Asymptotic estimates of holomorphic sections on Bohr-Sommerfeld Lagrangian submanifolds
Yusaku Tiba
TL;DR
The paper studies the semiclassical behavior of holomorphic sections of $L^k$ restricted to a Bohr-Sommerfeld Lagrangian submanifold $X$ inside a Kähler manifold $(M,\omega)$. It proves a general limsup upper bound for the normalized infimum of section norms on $X$ and then shows that this bound is sharp under several natural hypotheses (projective, Stein with Ricci bounds, or pseudoconvex domains) by constructing localized sections and correcting them with Hörmander $L^2$-estimates. A key methodological contribution is reducing the problem to a real-analytic setting via a Monge-Ampère potential and applying Demailly's Jensen-Lelong formula to obtain precise upper bounds; a complementary lower-bound argument uses localization near $X$ and holomorphic extension to achieve matching asymptotics.
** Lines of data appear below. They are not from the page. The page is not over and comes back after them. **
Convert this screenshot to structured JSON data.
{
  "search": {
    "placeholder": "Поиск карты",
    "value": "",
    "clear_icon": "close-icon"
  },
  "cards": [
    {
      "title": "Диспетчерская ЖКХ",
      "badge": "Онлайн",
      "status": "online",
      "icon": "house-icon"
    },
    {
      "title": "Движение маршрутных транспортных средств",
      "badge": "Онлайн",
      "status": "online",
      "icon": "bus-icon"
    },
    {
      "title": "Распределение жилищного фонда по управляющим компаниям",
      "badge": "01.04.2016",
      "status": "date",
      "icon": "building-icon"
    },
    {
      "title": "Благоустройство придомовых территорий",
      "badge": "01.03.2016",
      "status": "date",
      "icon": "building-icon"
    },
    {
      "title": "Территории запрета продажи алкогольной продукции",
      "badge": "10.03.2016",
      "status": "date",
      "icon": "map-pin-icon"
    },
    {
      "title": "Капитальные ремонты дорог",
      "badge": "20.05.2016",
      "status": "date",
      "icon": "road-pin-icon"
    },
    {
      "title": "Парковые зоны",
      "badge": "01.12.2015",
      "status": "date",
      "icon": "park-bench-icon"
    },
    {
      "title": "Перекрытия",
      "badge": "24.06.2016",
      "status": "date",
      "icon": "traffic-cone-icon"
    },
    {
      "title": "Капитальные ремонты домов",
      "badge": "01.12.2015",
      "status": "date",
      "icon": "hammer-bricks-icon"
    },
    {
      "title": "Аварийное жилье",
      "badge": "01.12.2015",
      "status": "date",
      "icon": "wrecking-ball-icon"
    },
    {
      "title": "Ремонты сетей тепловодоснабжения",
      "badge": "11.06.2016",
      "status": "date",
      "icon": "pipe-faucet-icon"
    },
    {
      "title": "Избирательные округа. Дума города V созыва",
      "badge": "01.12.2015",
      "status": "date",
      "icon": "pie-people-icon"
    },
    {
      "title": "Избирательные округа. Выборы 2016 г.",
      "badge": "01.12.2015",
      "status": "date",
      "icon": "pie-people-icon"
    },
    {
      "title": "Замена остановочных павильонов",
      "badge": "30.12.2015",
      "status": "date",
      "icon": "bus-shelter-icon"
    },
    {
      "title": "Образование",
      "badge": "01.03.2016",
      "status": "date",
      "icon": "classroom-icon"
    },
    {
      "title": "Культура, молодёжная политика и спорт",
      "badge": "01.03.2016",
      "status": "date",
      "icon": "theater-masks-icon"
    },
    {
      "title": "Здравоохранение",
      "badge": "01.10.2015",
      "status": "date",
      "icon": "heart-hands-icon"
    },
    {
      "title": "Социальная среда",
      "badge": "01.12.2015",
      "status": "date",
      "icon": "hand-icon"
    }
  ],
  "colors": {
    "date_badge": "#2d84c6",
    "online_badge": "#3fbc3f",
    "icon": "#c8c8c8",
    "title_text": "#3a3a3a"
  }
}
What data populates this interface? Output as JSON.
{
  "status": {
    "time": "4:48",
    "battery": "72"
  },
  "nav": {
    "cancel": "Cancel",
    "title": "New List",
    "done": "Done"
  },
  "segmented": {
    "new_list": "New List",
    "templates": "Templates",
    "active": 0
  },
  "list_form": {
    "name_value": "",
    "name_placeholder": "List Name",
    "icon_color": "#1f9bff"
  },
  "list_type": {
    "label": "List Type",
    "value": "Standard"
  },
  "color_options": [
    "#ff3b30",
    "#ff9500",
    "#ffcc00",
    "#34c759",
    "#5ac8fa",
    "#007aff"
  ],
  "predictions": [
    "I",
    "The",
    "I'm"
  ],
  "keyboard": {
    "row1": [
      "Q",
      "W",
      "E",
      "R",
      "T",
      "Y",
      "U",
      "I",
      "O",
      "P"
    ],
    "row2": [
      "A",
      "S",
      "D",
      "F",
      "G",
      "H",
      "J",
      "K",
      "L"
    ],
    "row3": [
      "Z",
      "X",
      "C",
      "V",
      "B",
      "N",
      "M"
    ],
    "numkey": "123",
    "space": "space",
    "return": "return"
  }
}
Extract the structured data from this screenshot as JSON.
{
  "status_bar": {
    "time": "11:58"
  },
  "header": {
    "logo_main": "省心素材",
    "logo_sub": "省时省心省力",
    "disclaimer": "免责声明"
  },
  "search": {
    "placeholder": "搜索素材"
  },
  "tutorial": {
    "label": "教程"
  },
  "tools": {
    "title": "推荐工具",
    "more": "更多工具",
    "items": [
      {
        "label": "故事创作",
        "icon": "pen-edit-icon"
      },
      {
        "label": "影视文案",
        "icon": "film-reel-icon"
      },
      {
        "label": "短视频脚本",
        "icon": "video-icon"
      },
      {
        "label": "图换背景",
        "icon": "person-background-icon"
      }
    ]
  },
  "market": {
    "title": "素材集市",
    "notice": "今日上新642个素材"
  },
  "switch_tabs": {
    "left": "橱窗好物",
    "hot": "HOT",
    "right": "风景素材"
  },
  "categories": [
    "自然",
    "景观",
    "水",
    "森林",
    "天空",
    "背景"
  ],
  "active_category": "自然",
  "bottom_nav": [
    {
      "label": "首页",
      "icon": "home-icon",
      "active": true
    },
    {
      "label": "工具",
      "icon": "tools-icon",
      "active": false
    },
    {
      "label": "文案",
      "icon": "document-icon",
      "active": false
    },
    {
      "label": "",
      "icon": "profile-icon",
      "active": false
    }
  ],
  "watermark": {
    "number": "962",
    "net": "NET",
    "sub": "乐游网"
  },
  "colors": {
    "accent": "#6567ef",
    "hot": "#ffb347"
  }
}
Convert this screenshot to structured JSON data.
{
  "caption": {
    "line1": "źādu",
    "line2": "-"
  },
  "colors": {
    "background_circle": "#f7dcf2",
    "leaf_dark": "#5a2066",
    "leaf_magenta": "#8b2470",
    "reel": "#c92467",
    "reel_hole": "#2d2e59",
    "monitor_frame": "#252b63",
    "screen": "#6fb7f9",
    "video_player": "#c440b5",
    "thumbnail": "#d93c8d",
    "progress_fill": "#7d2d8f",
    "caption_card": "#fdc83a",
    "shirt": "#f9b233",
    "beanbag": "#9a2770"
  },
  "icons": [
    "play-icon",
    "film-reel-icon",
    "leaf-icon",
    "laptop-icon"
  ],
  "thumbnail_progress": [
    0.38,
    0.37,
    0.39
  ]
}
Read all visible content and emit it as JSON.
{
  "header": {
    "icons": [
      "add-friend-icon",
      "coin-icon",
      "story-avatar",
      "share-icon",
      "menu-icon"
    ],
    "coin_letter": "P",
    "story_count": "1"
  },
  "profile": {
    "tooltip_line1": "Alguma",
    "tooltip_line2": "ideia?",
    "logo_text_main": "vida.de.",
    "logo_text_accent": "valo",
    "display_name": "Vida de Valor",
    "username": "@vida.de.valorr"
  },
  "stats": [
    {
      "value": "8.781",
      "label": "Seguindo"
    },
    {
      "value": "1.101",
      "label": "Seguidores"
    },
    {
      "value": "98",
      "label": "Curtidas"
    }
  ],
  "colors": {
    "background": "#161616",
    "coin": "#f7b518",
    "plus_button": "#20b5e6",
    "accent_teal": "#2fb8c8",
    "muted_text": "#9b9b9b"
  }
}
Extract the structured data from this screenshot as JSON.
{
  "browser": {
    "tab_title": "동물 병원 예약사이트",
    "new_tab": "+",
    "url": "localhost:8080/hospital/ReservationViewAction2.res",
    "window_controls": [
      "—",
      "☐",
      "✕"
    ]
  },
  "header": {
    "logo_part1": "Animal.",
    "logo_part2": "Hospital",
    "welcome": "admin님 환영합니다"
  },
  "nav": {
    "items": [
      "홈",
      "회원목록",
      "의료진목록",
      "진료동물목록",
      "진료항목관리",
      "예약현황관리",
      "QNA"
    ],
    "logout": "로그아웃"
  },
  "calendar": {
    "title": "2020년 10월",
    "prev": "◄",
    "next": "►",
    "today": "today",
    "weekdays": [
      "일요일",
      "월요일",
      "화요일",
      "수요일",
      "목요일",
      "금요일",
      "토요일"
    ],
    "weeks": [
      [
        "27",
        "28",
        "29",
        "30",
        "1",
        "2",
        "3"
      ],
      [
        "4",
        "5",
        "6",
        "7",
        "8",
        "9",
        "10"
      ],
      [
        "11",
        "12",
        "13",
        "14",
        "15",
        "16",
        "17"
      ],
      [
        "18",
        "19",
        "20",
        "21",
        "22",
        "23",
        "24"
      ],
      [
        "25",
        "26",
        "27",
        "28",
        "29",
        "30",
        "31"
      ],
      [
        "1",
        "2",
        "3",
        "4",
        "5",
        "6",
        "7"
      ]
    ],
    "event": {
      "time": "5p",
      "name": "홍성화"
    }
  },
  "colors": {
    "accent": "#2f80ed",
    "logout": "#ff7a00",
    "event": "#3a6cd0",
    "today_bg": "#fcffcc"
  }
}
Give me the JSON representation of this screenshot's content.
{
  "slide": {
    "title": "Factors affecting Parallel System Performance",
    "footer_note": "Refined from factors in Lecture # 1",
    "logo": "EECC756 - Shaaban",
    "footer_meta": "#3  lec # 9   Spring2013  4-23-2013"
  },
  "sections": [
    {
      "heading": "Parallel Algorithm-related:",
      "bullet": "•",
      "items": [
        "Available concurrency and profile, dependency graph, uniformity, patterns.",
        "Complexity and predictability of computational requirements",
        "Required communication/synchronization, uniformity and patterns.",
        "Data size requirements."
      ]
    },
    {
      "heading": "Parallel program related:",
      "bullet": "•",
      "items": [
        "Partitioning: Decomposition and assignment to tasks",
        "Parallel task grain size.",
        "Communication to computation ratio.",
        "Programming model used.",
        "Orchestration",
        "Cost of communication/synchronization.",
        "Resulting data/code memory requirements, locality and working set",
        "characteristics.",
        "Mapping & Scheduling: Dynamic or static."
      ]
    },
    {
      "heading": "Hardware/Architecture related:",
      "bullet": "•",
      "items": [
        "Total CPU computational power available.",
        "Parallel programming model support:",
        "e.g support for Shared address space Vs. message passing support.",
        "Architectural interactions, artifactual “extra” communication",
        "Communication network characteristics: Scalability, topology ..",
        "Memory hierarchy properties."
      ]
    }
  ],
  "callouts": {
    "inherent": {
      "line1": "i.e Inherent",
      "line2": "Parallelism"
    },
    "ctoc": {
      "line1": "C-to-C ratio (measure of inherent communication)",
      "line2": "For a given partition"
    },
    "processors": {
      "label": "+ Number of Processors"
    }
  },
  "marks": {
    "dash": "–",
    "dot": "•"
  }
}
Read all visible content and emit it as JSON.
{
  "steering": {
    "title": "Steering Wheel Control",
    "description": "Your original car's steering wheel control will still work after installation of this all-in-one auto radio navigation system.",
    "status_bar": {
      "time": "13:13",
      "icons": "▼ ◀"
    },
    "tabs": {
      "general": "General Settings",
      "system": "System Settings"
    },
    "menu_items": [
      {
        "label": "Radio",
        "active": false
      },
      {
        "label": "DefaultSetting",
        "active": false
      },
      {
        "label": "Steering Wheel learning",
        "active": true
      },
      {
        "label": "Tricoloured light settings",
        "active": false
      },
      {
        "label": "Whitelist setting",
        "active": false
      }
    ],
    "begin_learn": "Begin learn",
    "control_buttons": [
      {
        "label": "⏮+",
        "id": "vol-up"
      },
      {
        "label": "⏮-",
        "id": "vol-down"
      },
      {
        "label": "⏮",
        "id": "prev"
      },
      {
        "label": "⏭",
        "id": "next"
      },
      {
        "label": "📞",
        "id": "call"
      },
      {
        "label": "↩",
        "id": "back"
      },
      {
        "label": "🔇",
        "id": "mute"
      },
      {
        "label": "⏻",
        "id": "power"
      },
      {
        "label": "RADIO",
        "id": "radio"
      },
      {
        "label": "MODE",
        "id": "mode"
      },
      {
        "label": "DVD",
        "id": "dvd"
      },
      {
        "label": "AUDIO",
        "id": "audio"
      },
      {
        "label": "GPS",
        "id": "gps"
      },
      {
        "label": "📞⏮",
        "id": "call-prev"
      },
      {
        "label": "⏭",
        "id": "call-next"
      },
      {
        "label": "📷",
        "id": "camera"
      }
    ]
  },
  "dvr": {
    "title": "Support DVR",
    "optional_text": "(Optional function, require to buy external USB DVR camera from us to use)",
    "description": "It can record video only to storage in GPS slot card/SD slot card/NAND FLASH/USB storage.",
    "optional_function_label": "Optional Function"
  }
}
Together, these results provide quantitative semiclassical estimates for the quantization of Bohr-Sommerfeld Lagrangian submanifolds, connecting geometric quantization with complex-analytic methods and extending prior results in the literature.
Abstract
Let $M$ be a complex manifold and $L$ be a line bundle over $M$ with a Hermitian metric $h$ whose Chern form is a Kähler form $ω$. Let $X \subset M$ be a Lagrangian submanifold of $(M, ω)$. When $X$ satisfies the Bohr-Sommerfeld condition, we give an asymptotic estimate of the norm $|f|_{h^k}$ on $X$ for $f \in H^0(M, L^k)$.